The NNPC has four refineries, two in Port Harcourt, and one each in Kaduna and Warri. They have combined installed capacity of 445,000 barrels per day. A comprehensive network of pipelines and depots strategically located throughout Nigeria links these refineries.
But sources confirmed to our correspondent that the pipelines were hardly being used to transport crude and refined products to and out of the refineries due to the activities of vandals who regularly rupture the pipelines.
The Group General Manager, Public Affairs Division, NNPC, Mr. Ohi Alegbe, stated that crude oil was being transported to the Port Harcourt refinery through boats, and noted that the natural resource would get to the facility by the end of this week.
“Crude is being supplied to the Port Harcourt refinery, and you know we are using marine to do the supply. Before the end of the week, they will get crude in Port Harcourt,” he said.
When asked if the refining process would start once the crude oil hit the refinery this weekend, Alegbe replied, “It is a long process. However, once they start production and get the crude, I will let you know.”
Meanwhile, the representative of civil societies on the Board of the Nigeria Extractive Industries Transparency Initiatives, Mrs. Faith Nwadishi, has argued that the four refineries combined are refining far below the 445,000 barrels of crude being supplied to them daily.

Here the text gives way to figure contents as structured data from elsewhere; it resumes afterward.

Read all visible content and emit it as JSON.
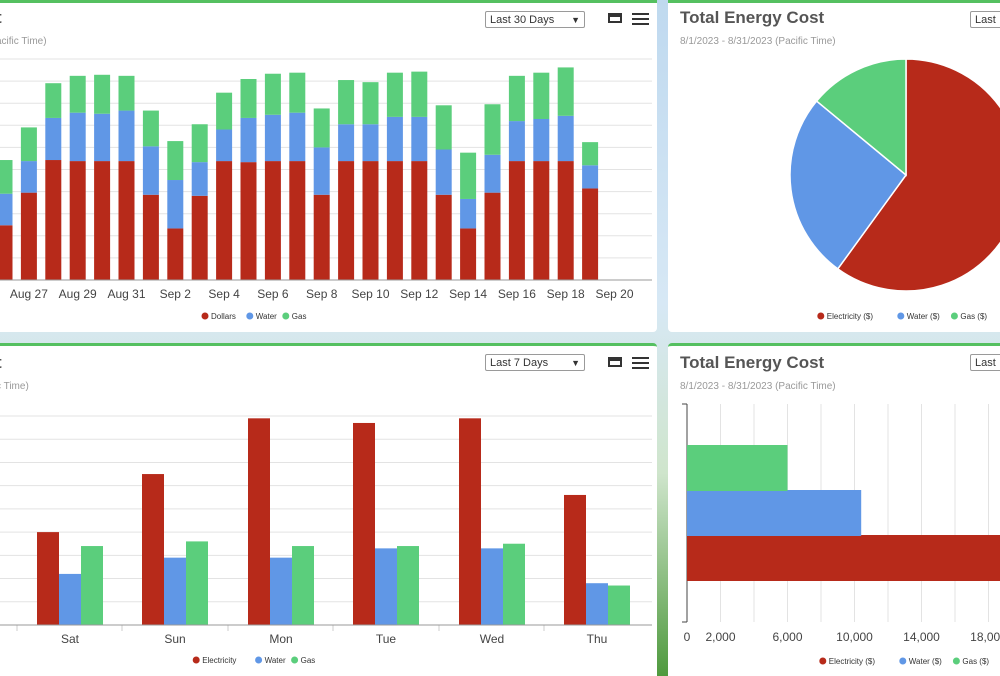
{
  "colors": {
    "electricity": "#b72a1a",
    "water": "#6097e6",
    "gas": "#5bce7c",
    "accent": "#55c060"
  },
  "panels": {
    "p1": {
      "title": "t",
      "subtitle": "acific Time)",
      "range": "Last 30 Days"
    },
    "p2": {
      "title": "Total Energy Cost",
      "subtitle": "8/1/2023 - 8/31/2023 (Pacific Time)",
      "range": "Last"
    },
    "p3": {
      "title": "t",
      "subtitle": "c Time)",
      "range": "Last 7 Days"
    },
    "p4": {
      "title": "Total Energy Cost",
      "subtitle": "8/1/2023 - 8/31/2023 (Pacific Time)",
      "range": "Last"
    }
  },
  "chart_data": [
    {
      "type": "bar",
      "stacked": true,
      "x_tick_labels": [
        "Aug 27",
        "Aug 29",
        "Aug 31",
        "Sep 2",
        "Sep 4",
        "Sep 6",
        "Sep 8",
        "Sep 10",
        "Sep 12",
        "Sep 14",
        "Sep 16",
        "Sep 18",
        "Sep 20"
      ],
      "ylim": [
        0,
        210
      ],
      "grid": true,
      "legend": "bottom",
      "series": [
        {
          "name": "Dollars",
          "values": [
            52,
            83,
            114,
            113,
            113,
            113,
            81,
            49,
            80,
            113,
            112,
            113,
            113,
            81,
            113,
            113,
            113,
            113,
            81,
            49,
            83,
            113,
            113,
            113,
            87
          ]
        },
        {
          "name": "Water",
          "values": [
            30,
            30,
            40,
            46,
            45,
            48,
            46,
            46,
            32,
            30,
            42,
            44,
            46,
            45,
            35,
            35,
            42,
            42,
            43,
            28,
            36,
            38,
            40,
            43,
            22
          ]
        },
        {
          "name": "Gas",
          "values": [
            32,
            32,
            33,
            35,
            37,
            33,
            34,
            37,
            36,
            35,
            37,
            39,
            38,
            37,
            42,
            40,
            42,
            43,
            42,
            44,
            48,
            43,
            44,
            46,
            22
          ]
        }
      ]
    },
    {
      "type": "pie",
      "title": "Total Energy Cost",
      "legend": "bottom",
      "labels": [
        "Electricity ($)",
        "Water ($)",
        "Gas ($)"
      ],
      "values": [
        60,
        26,
        14
      ]
    },
    {
      "type": "bar",
      "categories": [
        "Sat",
        "Sun",
        "Mon",
        "Tue",
        "Wed",
        "Thu"
      ],
      "ylim": [
        0,
        90
      ],
      "grid": true,
      "legend": "bottom",
      "series": [
        {
          "name": "Electricity",
          "values": [
            40,
            65,
            89,
            87,
            89,
            56
          ]
        },
        {
          "name": "Water",
          "values": [
            22,
            29,
            29,
            33,
            33,
            18
          ]
        },
        {
          "name": "Gas",
          "values": [
            34,
            36,
            34,
            34,
            35,
            17
          ]
        }
      ]
    },
    {
      "type": "bar",
      "orientation": "horizontal",
      "title": "Total Energy Cost",
      "x_tick_labels": [
        "0",
        "2,000",
        "6,000",
        "10,000",
        "14,000",
        "18,000"
      ],
      "xlim": [
        0,
        19500
      ],
      "grid": true,
      "legend": "bottom",
      "series": [
        {
          "name": "Electricity ($)",
          "values": [
            19500
          ]
        },
        {
          "name": "Water ($)",
          "values": [
            10400
          ]
        },
        {
          "name": "Gas ($)",
          "values": [
            6000
          ]
        }
      ]
    }
  ]
}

Nwadishi, who is the National Coordinator, Publish-What-You-Pay as well as the CSOs representative on the global EITI board said, “We all know that when the four refineries perform at optimum capacity, they can only produce at 50 per cent. They cannot deliver 100 per cent of the 445,000 barrels per day that they get.
“Now, even if the NNPC decides today that the four refineries will work at 100 per cent capacity, we know that their 100 per cent capacity can refine only 50 per cent of the 445,000 barrels that they get on daily basis.”

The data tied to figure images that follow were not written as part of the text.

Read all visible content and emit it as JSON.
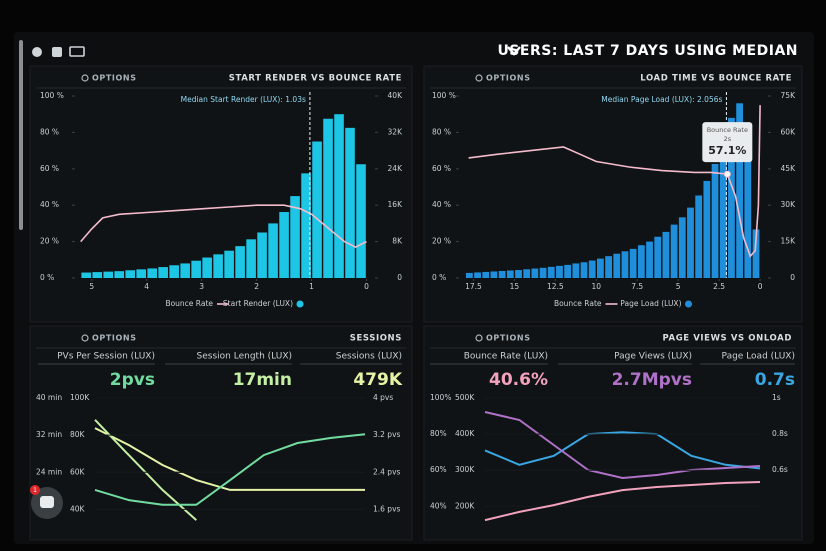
{
  "header": {
    "title": "USERS: LAST 7 DAYS USING MEDIAN"
  },
  "options_label": "OPTIONS",
  "widget": {
    "badge": 1
  },
  "chart_data": [
    {
      "type": "histogram",
      "title": "START RENDER VS BOUNCE RATE",
      "bins": [
        0,
        0.2,
        0.4,
        0.6,
        0.8,
        1,
        1.2,
        1.4,
        1.6,
        1.8,
        2,
        2.2,
        2.4,
        2.6,
        2.8,
        3,
        3.2,
        3.4,
        3.6,
        3.8,
        4,
        4.2,
        4.4,
        4.6,
        4.8,
        5,
        5.2
      ],
      "xlim": [
        5.25,
        -0.1
      ],
      "xticks": [
        5,
        4,
        3,
        2,
        1,
        0
      ],
      "ylim": [
        0,
        100
      ],
      "yticks": [
        {
          "value": 100,
          "label": "100 %"
        },
        {
          "value": 80,
          "label": "80 %"
        },
        {
          "value": 60,
          "label": "60 %"
        },
        {
          "value": 40,
          "label": "40 %"
        },
        {
          "value": 20,
          "label": "20 %"
        },
        {
          "value": 0,
          "label": "0 %"
        }
      ],
      "y2lim": [
        0,
        40000
      ],
      "y2ticks": [
        {
          "value": 40000,
          "label": "40K"
        },
        {
          "value": 32000,
          "label": "32K"
        },
        {
          "value": 24000,
          "label": "24K"
        },
        {
          "value": 16000,
          "label": "16K"
        },
        {
          "value": 8000,
          "label": "8K"
        },
        0
      ],
      "series": [
        {
          "name": "Start Render (LUX)",
          "color": "#1ec6e6",
          "axis": "y2",
          "values": [
            25000,
            33000,
            36000,
            35000,
            30000,
            23000,
            18000,
            14500,
            12000,
            10000,
            8500,
            7000,
            6000,
            5200,
            4500,
            3800,
            3200,
            2800,
            2400,
            2100,
            1900,
            1700,
            1500,
            1400,
            1300,
            1200
          ]
        },
        {
          "name": "Bounce Rate",
          "color": "#f4bccb",
          "x": [
            5.2,
            5.0,
            4.8,
            4.5,
            4.0,
            3.5,
            3.0,
            2.5,
            2.0,
            1.5,
            1.2,
            1.0,
            0.8,
            0.6,
            0.4,
            0.2,
            0.0
          ],
          "values": [
            20,
            27,
            33,
            35,
            36,
            37,
            38,
            39,
            40,
            40,
            38,
            35,
            30,
            25,
            20,
            17,
            20
          ]
        }
      ],
      "annotations": [
        {
          "text": "Median Start Render (LUX): 1.03s",
          "x": 1.03
        }
      ]
    },
    {
      "type": "histogram",
      "title": "LOAD TIME VS BOUNCE RATE",
      "bins": [
        0,
        0.5,
        1,
        1.5,
        2,
        2.5,
        3,
        3.5,
        4,
        4.5,
        5,
        5.5,
        6,
        6.5,
        7,
        7.5,
        8,
        8.5,
        9,
        9.5,
        10,
        10.5,
        11,
        11.5,
        12,
        12.5,
        13,
        13.5,
        14,
        14.5,
        15,
        15.5,
        16,
        16.5,
        17,
        17.5,
        18
      ],
      "xlim": [
        18.2,
        -0.3
      ],
      "xticks": [
        17.5,
        15,
        12.5,
        10,
        7.5,
        5,
        2.5,
        0
      ],
      "ylim": [
        0,
        100
      ],
      "yticks": [
        {
          "value": 100,
          "label": "100 %"
        },
        {
          "value": 80,
          "label": "80 %"
        },
        {
          "value": 60,
          "label": "60 %"
        },
        {
          "value": 40,
          "label": "40 %"
        },
        {
          "value": 20,
          "label": "20 %"
        },
        {
          "value": 0,
          "label": "0 %"
        }
      ],
      "y2lim": [
        0,
        75000
      ],
      "y2ticks": [
        {
          "value": 75000,
          "label": "75K"
        },
        {
          "value": 60000,
          "label": "60K"
        },
        {
          "value": 45000,
          "label": "45K"
        },
        {
          "value": 30000,
          "label": "30K"
        },
        {
          "value": 15000,
          "label": "15K"
        },
        0
      ],
      "series": [
        {
          "name": "Page Load (LUX)",
          "color": "#1f8fdc",
          "axis": "y2",
          "values": [
            20000,
            55000,
            72000,
            66000,
            56000,
            47000,
            40000,
            34000,
            29000,
            25000,
            22000,
            19000,
            17000,
            15000,
            13500,
            12000,
            11000,
            10000,
            9000,
            8000,
            7200,
            6500,
            6000,
            5400,
            5000,
            4600,
            4200,
            3900,
            3600,
            3300,
            3100,
            2900,
            2700,
            2500,
            2300,
            2100
          ]
        },
        {
          "name": "Bounce Rate",
          "color": "#f4bccb",
          "x": [
            17.8,
            16,
            14,
            12,
            11,
            10,
            8,
            6,
            4,
            3,
            2,
            1.5,
            1,
            0.6,
            0.3,
            0.1,
            0
          ],
          "values": [
            66,
            68,
            70,
            72,
            68,
            64,
            61,
            59,
            58,
            58,
            57.1,
            45,
            22,
            12,
            15,
            40,
            95
          ]
        }
      ],
      "annotations": [
        {
          "text": "Median Page Load (LUX): 2.056s",
          "x": 2.056
        }
      ],
      "tooltip": {
        "title": "Bounce Rate",
        "x": 2,
        "x_label": "2s",
        "value": 57.1,
        "value_label": "57.1%"
      }
    },
    {
      "type": "line",
      "title": "SESSIONS",
      "x": [
        0,
        1,
        2,
        3,
        4,
        5,
        6,
        7,
        8
      ],
      "xlim": [
        0,
        8
      ],
      "series": [
        {
          "name": "Sessions (LUX)",
          "total": "479K",
          "color": "#e4f3a6",
          "ylim": [
            30000,
            100000
          ],
          "yticks": [
            {
              "value": 100000,
              "label": "100K"
            },
            {
              "value": 80000,
              "label": "80K"
            },
            {
              "value": 60000,
              "label": "60K"
            },
            {
              "value": 40000,
              "label": "40K"
            }
          ],
          "values": [
            83800,
            74700,
            63900,
            55800,
            50500,
            50500,
            50500,
            50500,
            50500
          ]
        },
        {
          "name": "Session Length (LUX)",
          "total": "17min",
          "color": "#c4f0a4",
          "ylim": [
            12,
            40
          ],
          "yticks": [
            {
              "value": 40,
              "label": "40 min"
            },
            {
              "value": 32,
              "label": "32 min"
            },
            {
              "value": 24,
              "label": "24 min"
            }
          ],
          "values": [
            35.3,
            27.7,
            20.2,
            13.7,
            null,
            null,
            null,
            null,
            null
          ]
        },
        {
          "name": "PVs Per Session (LUX)",
          "total": "2pvs",
          "color": "#72dca0",
          "ylim": [
            1.2,
            4
          ],
          "yticks": [
            {
              "value": 4,
              "label": "4 pvs"
            },
            {
              "value": 3.2,
              "label": "3.2 pvs"
            },
            {
              "value": 2.4,
              "label": "2.4 pvs"
            },
            {
              "value": 1.6,
              "label": "1.6 pvs"
            }
          ],
          "values": [
            2.02,
            1.8,
            1.7,
            1.7,
            2.23,
            2.77,
            3.03,
            3.14,
            3.22
          ]
        }
      ]
    },
    {
      "type": "line",
      "title": "PAGE VIEWS VS ONLOAD",
      "x": [
        0,
        1,
        2,
        3,
        4,
        5,
        6,
        7,
        8
      ],
      "xlim": [
        0,
        8
      ],
      "series": [
        {
          "name": "Page Load (LUX)",
          "total": "0.7s",
          "color": "#3aa6e2",
          "ylim": [
            0.28,
            1
          ],
          "yticks": [
            {
              "value": 1,
              "label": "1s"
            },
            {
              "value": 0.8,
              "label": "0.8s"
            },
            {
              "value": 0.6,
              "label": "0.6s"
            }
          ],
          "values": [
            0.71,
            0.63,
            0.68,
            0.8,
            0.81,
            0.8,
            0.68,
            0.63,
            0.61
          ]
        },
        {
          "name": "Page Views (LUX)",
          "total": "2.7Mpvs",
          "color": "#b072c8",
          "ylim": [
            140000,
            500000
          ],
          "yticks": [
            {
              "value": 500000,
              "label": "500K"
            },
            {
              "value": 400000,
              "label": "400K"
            },
            {
              "value": 300000,
              "label": "300K"
            },
            {
              "value": 200000,
              "label": "200K"
            }
          ],
          "values": [
            461200,
            439100,
            369800,
            300600,
            278500,
            286800,
            300600,
            306200,
            311700
          ]
        },
        {
          "name": "Bounce Rate (LUX)",
          "total": "40.6%",
          "color": "#f2a2bc",
          "ylim": [
            28,
            100
          ],
          "yticks": [
            {
              "value": 100,
              "label": "100%"
            },
            {
              "value": 80,
              "label": "80%"
            },
            {
              "value": 60,
              "label": "60%"
            },
            {
              "value": 40,
              "label": "40%"
            }
          ],
          "values": [
            32.4,
            36.9,
            40.7,
            45.2,
            49,
            50.7,
            51.8,
            52.9,
            53.5
          ]
        }
      ]
    }
  ]
}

She added, “So, what we are saying is that the four refineries put together in Nigeria operate around 20 per cent average and by the time the Port Harcourt refinery is operating at 80 per cent capacity, it can only raise that average to about 25 or 30 per cent. So, the problem still persists.
“Therefore, what we are asking for is that there should be transparency in the turnaround maintenance of our refineries. Why should Nigeria to go to smaller countries like Chad to refine our crude? If we know that the NNPC does not have the capacity to refine 445,000 barrels per day, let us give them exactly what they can refine.”
The Managing Director, Pipelines Product Marketing Company, Mr. Haruna Momoh, had stated last month that the NNPC was importing 50 per cent of the refined petroleum products being consumed in the country.
He explained that when the ongoing rehabilitation and turnaround maintenance of the Port Harcourt refinery was completed, the plant would run at 80 per cent of its installed capacity and produce five million litres of petrol on a daily basis.